The Court finally observed: "if appropriate application is made by the
petitioner before the sub-divisional Magistrate, Mussorie within a month from
today, the same shall be taken into consideration and be disposed of within
three months thereafter." In this appeal, the main contention put forward
by the learned counsel for the appellant is that no penalty can be levied under
Section 10 of the Act for not filing the return. If a return is not filed
within the prescribed period, the learned counsel says, the only course
available to the Assessing Authority is to make a best judgment assessment as
provided by Rule 6(5) of the Rules. The learned counsel says that in the
present case, penalty has been levised not for the failure to pay any amount
due nor for the failure to supply any information which the appellant was
called upon to supply but only for non-filing of the return within the
prescribed period. As a proposition of law, the learned counsel is right.
Section 10 is the only provision in the Act providing for levy of taxes. Sub-
section (1) provides for levy of penalty on conviction for failure to pay any
sum payable under Section 5 or Section 7 within the prescribed period.
Sub-section (2) provides for levy of penalty on two grounds, viz., failure to
supply any information which the person concerned is called upon to supply
under the rules or where the person knowingly supplies false information. For
not filing the return, it is true, no penalty can be levied under Section 10.
But the more important question in this case is, whether any penalty has been
levied in this case, and if so, on what ground. The two notices/orders impugned
in the writ petition are ambiguous and do not make it clear whether the amount
of Rs.5,000/- mentioned therein is a tax or a penalty. The impugned notice also
speak of fine but do not say, under which provision are they levied. In these
circumstances, the proper course, in our opinion, is to quash the two
orders/notices impugned in the writ petition with a direction to the Assessing
Authority to pass appropriate orders afresh in accordance with law, after
hearing the assessee, keeping in view the position of law explained in this
judgment. The authority can also ascertain whether the appellant's case that he
has deposited Rs.10,000/- in advance is correct and, if so, what is its effect
in law - and its relevance in the matter of levy of penalty, fine or interest.
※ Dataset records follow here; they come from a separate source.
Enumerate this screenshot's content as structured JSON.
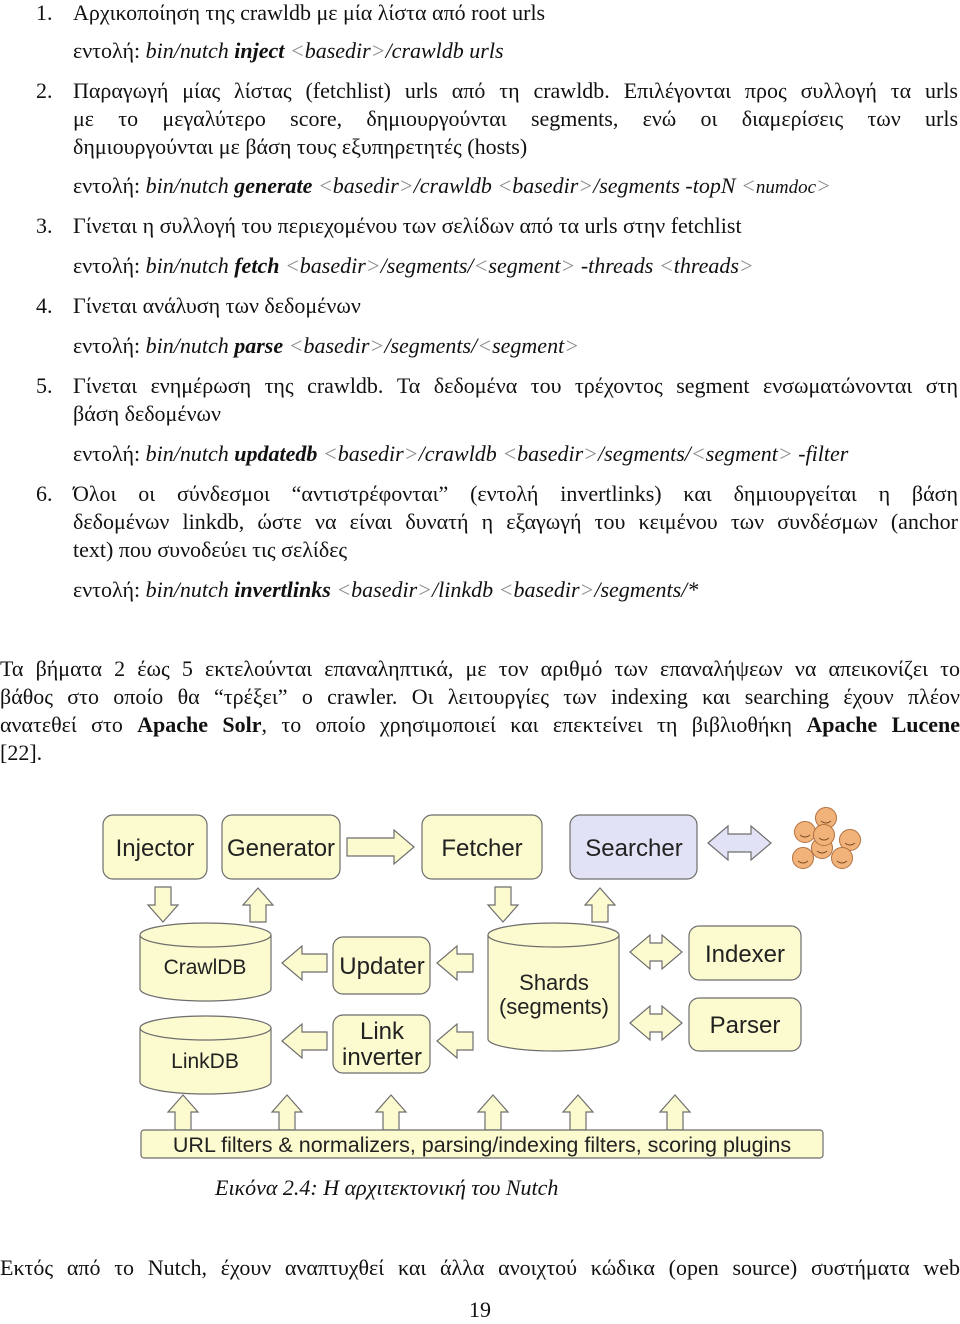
{
  "steps": [
    {
      "num": "1.",
      "lines": [
        "Αρχικοποίηση της crawldb με μία λίστα από root urls"
      ],
      "cmd": {
        "prefix": "εντολή: ",
        "prog": "bin/nutch ",
        "verb": "inject",
        "args": " <basedir>/crawldb urls"
      }
    },
    {
      "num": "2.",
      "lines": [
        "Παραγωγή μίας λίστας (fetchlist) urls από τη crawldb. Επιλέγονται προς συλλογή τα urls",
        "με το μεγαλύτερο score, δημιουργούνται segments, ενώ οι διαμερίσεις των urls",
        "δημιουργούνται με βάση τους εξυπηρετητές (hosts)"
      ],
      "cmd": {
        "prefix": "εντολή: ",
        "prog": "bin/nutch ",
        "verb": "generate",
        "args": " <basedir>/crawldb <basedir>/segments -topN <numdoc>"
      }
    },
    {
      "num": "3.",
      "lines": [
        "Γίνεται η συλλογή του περιεχομένου των σελίδων από τα urls στην fetchlist"
      ],
      "cmd": {
        "prefix": "εντολή: ",
        "prog": "bin/nutch ",
        "verb": "fetch",
        "args": " <basedir>/segments/<segment> -threads <threads>"
      }
    },
    {
      "num": "4.",
      "lines": [
        "Γίνεται ανάλυση των δεδομένων"
      ],
      "cmd": {
        "prefix": "εντολή: ",
        "prog": "bin/nutch ",
        "verb": "parse",
        "args": " <basedir>/segments/<segment>"
      }
    },
    {
      "num": "5.",
      "lines": [
        "Γίνεται ενημέρωση της crawldb. Τα δεδομένα του τρέχοντος segment ενσωματώνονται στη",
        "βάση δεδομένων"
      ],
      "cmd": {
        "prefix": "εντολή: ",
        "prog": "bin/nutch ",
        "verb": "updatedb",
        "args": " <basedir>/crawldb <basedir>/segments/<segment> -filter"
      }
    },
    {
      "num": "6.",
      "lines": [
        "Όλοι οι σύνδεσμοι “αντιστρέφονται” (εντολή invertlinks) και δημιουργείται η βάση",
        "δεδομένων linkdb, ώστε να είναι δυνατή η εξαγωγή του κειμένου των συνδέσμων (anchor",
        "text) που συνοδεύει τις σελίδες"
      ],
      "cmd": {
        "prefix": "εντολή: ",
        "prog": "bin/nutch ",
        "verb": "invertlinks",
        "args": " <basedir>/linkdb <basedir>/segments/*"
      }
    }
  ],
  "paragraph": {
    "l1": "Τα βήματα 2 έως 5 εκτελούνται επαναληπτικά, με τον αριθμό των επαναλήψεων να απεικονίζει το",
    "l2": "βάθος στο οποίο θα “τρέξει” ο crawler. Οι λειτουργίες των indexing και searching έχουν πλέον",
    "l3a": "ανατεθεί στο ",
    "l3b": "Apache Solr",
    "l3c": ", το οποίο χρησιμοποιεί και επεκτείνει τη βιβλιοθήκη ",
    "l3d": "Apache Lucene",
    "l4": "[22]."
  },
  "diagram": {
    "boxes": {
      "injector": "Injector",
      "generator": "Generator",
      "fetcher": "Fetcher",
      "searcher": "Searcher",
      "updater": "Updater",
      "link1": "Link",
      "link2": "inverter",
      "indexer": "Indexer",
      "parser": "Parser"
    },
    "dbs": {
      "crawldb": "CrawlDB",
      "linkdb": "LinkDB",
      "shards1": "Shards",
      "shards2": "(segments)"
    },
    "bar": "URL filters & normalizers, parsing/indexing filters, scoring plugins",
    "colors": {
      "fill": "#fbfbcf",
      "searcher_fill": "#e2e2f6",
      "stroke": "#6e6e6e",
      "users": "#f2b37a"
    }
  },
  "caption": "Εικόνα 2.4: Η αρχιτεκτονική του Nutch",
  "last_line": "Εκτός από το Nutch, έχουν αναπτυχθεί και άλλα ανοιχτού κώδικα (open source) συστήματα web",
  "page_number": "19"
}
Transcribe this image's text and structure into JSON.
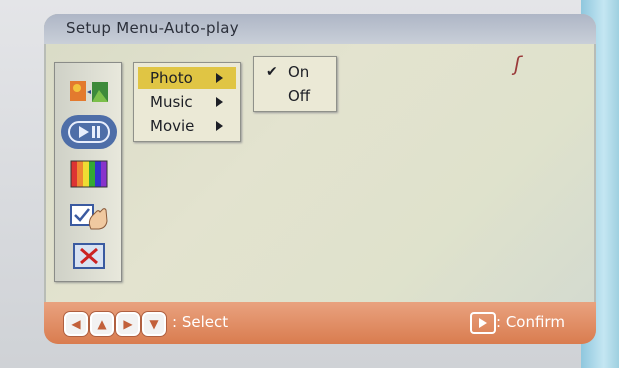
{
  "title": "Setup Menu-Auto-play",
  "sidebar": {
    "items": [
      {
        "icon": "photo-settings-icon"
      },
      {
        "icon": "autoplay-icon",
        "selected": true
      },
      {
        "icon": "display-color-icon"
      },
      {
        "icon": "hand-check-icon"
      },
      {
        "icon": "exit-icon"
      }
    ]
  },
  "menu": {
    "items": [
      {
        "label": "Photo",
        "active": true
      },
      {
        "label": "Music"
      },
      {
        "label": "Movie"
      }
    ]
  },
  "submenu": {
    "options": [
      {
        "label": "On",
        "checked": true
      },
      {
        "label": "Off",
        "checked": false
      }
    ]
  },
  "corner_mark": "ʃ",
  "footer": {
    "select_label": ": Select",
    "confirm_label": ": Confirm"
  },
  "colors": {
    "highlight": "#e0c544",
    "footer": "#d97c4f",
    "selected_icon_bg": "#4e6ea8"
  }
}
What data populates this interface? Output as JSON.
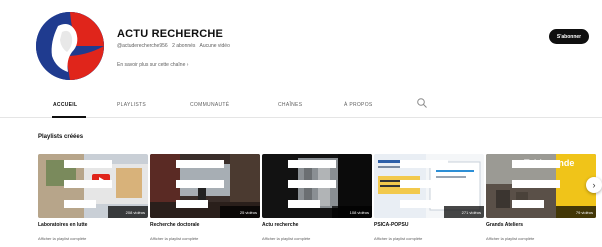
{
  "channel": {
    "name": "ACTU RECHERCHE",
    "handle": "@actuderecherche956",
    "subscribers": "2 abonnés",
    "videos": "Aucune vidéo",
    "more_link": "En savoir plus sur cette chaîne",
    "subscribe_label": "S'abonner"
  },
  "tabs": [
    {
      "label": "ACCUEIL",
      "active": true
    },
    {
      "label": "PLAYLISTS",
      "active": false
    },
    {
      "label": "COMMUNAUTÉ",
      "active": false
    },
    {
      "label": "CHAÎNES",
      "active": false
    },
    {
      "label": "À PROPOS",
      "active": false
    }
  ],
  "section": {
    "title": "Playlists créées"
  },
  "playlists": [
    {
      "title": "Laboratoires en lutte",
      "count": "208 vidéos",
      "link": "Afficher la playlist complète"
    },
    {
      "title": "Recherche doctorale",
      "count": "25 vidéos",
      "link": "Afficher la playlist complète"
    },
    {
      "title": "Actu recherche",
      "count": "108 vidéos",
      "link": "Afficher la playlist complète"
    },
    {
      "title": "PSICA-POPSU",
      "count": "271 vidéos",
      "link": "Afficher la playlist complète"
    },
    {
      "title": "Grands Ateliers",
      "count": "79 vidéos",
      "link": "Afficher la playlist complète"
    }
  ],
  "thumbnail_texts": {
    "grands_ateliers_overlay": "Table ronde"
  },
  "icons": {
    "search": "search-icon",
    "next": "chevron-right-icon",
    "playlist": "playlist-icon"
  },
  "colors": {
    "subscribe_bg": "#0f0f0f",
    "accent_red": "#e0251b",
    "accent_blue": "#1f3b8f",
    "tab_active": "#0f0f0f",
    "muted": "#606060"
  }
}
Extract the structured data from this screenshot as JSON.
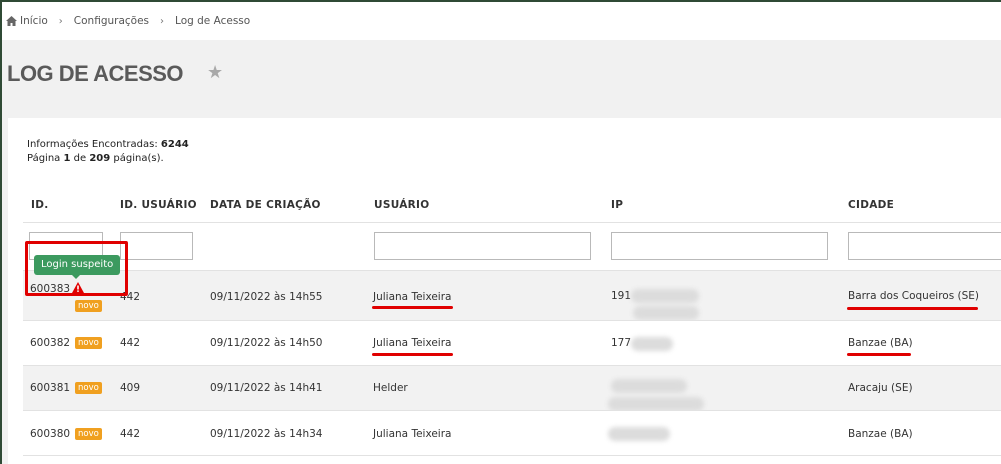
{
  "breadcrumb": {
    "home": "Início",
    "item2": "Configurações",
    "item3": "Log de Acesso"
  },
  "page": {
    "title": "LOG DE ACESSO"
  },
  "info": {
    "found_label": "Informações Encontradas:",
    "found_count": "6244",
    "page_word": "Página",
    "page_current": "1",
    "page_of": "de",
    "page_total": "209",
    "page_suffix": "página(s)."
  },
  "columns": [
    "ID.",
    "ID. USUÁRIO",
    "DATA DE CRIAÇÃO",
    "USUÁRIO",
    "IP",
    "CIDADE"
  ],
  "tooltip": "Login suspeito",
  "badge_text": "novo",
  "rows": [
    {
      "id": "600383",
      "user_id": "442",
      "date": "09/11/2022 às 14h55",
      "user": "Juliana Teixeira",
      "ip": "191",
      "city": "Barra dos Coqueiros (SE)"
    },
    {
      "id": "600382",
      "user_id": "442",
      "date": "09/11/2022 às 14h50",
      "user": "Juliana Teixeira",
      "ip": "177",
      "city": "Banzae (BA)"
    },
    {
      "id": "600381",
      "user_id": "409",
      "date": "09/11/2022 às 14h41",
      "user": "Helder",
      "ip": "",
      "city": "Aracaju (SE)"
    },
    {
      "id": "600380",
      "user_id": "442",
      "date": "09/11/2022 às 14h34",
      "user": "Juliana Teixeira",
      "ip": "",
      "city": "Banzae (BA)"
    }
  ],
  "colors": {
    "accent_red": "#e00000",
    "tooltip_green": "#3c9a5f",
    "badge_orange": "#f0a020"
  }
}
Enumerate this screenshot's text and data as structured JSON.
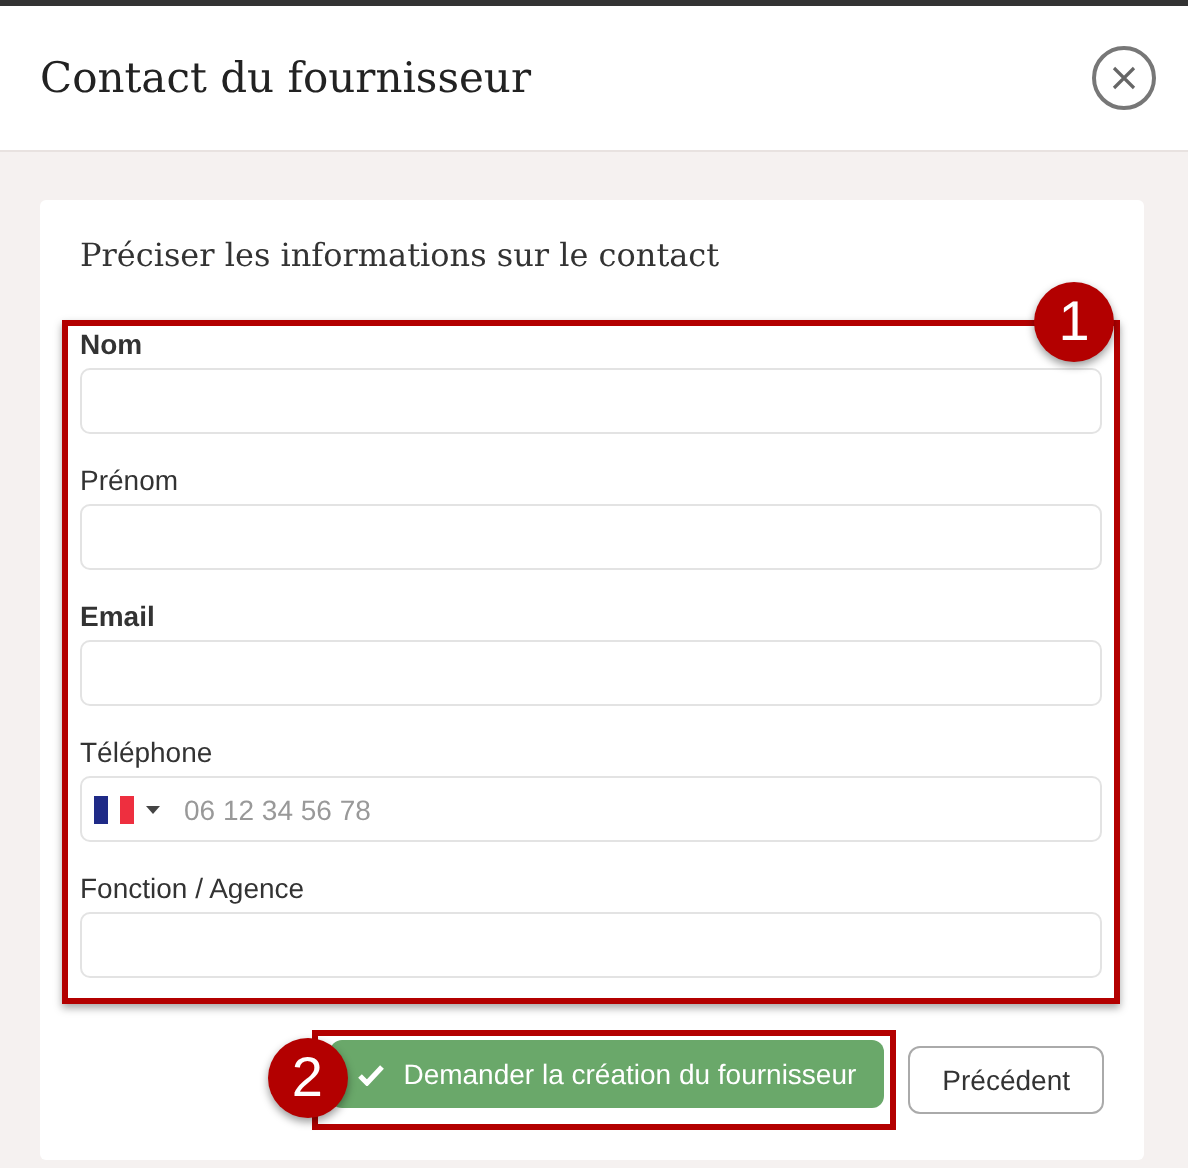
{
  "dialog": {
    "title": "Contact du fournisseur"
  },
  "section": {
    "heading": "Préciser les informations sur le contact"
  },
  "fields": [
    {
      "kind": "text",
      "label": "Nom",
      "required": true
    },
    {
      "kind": "text",
      "label": "Prénom",
      "required": false
    },
    {
      "kind": "text",
      "label": "Email",
      "required": true
    },
    {
      "kind": "phone",
      "label": "Téléphone",
      "required": false,
      "placeholder": "06 12 34 56 78"
    },
    {
      "kind": "text",
      "label": "Fonction / Agence",
      "required": false
    }
  ],
  "annotations": [
    {
      "number": "1"
    },
    {
      "number": "2"
    }
  ],
  "buttons": [
    {
      "kind": "primary",
      "label": "Demander la création du fournisseur"
    },
    {
      "kind": "secondary",
      "label": "Précédent"
    }
  ]
}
It is made clear that in the proceedings which shall now be taken by the
Assessing Authority pursuant to this order, the assessee shall not be entitled
to raise any objection on the ground of limitation. He shall, of course, be
free to raise all such other grounds as are open to him in law.
The
appeal is allowed with the above directions. The order of the High Court shall
stand modified accordingly. No costs.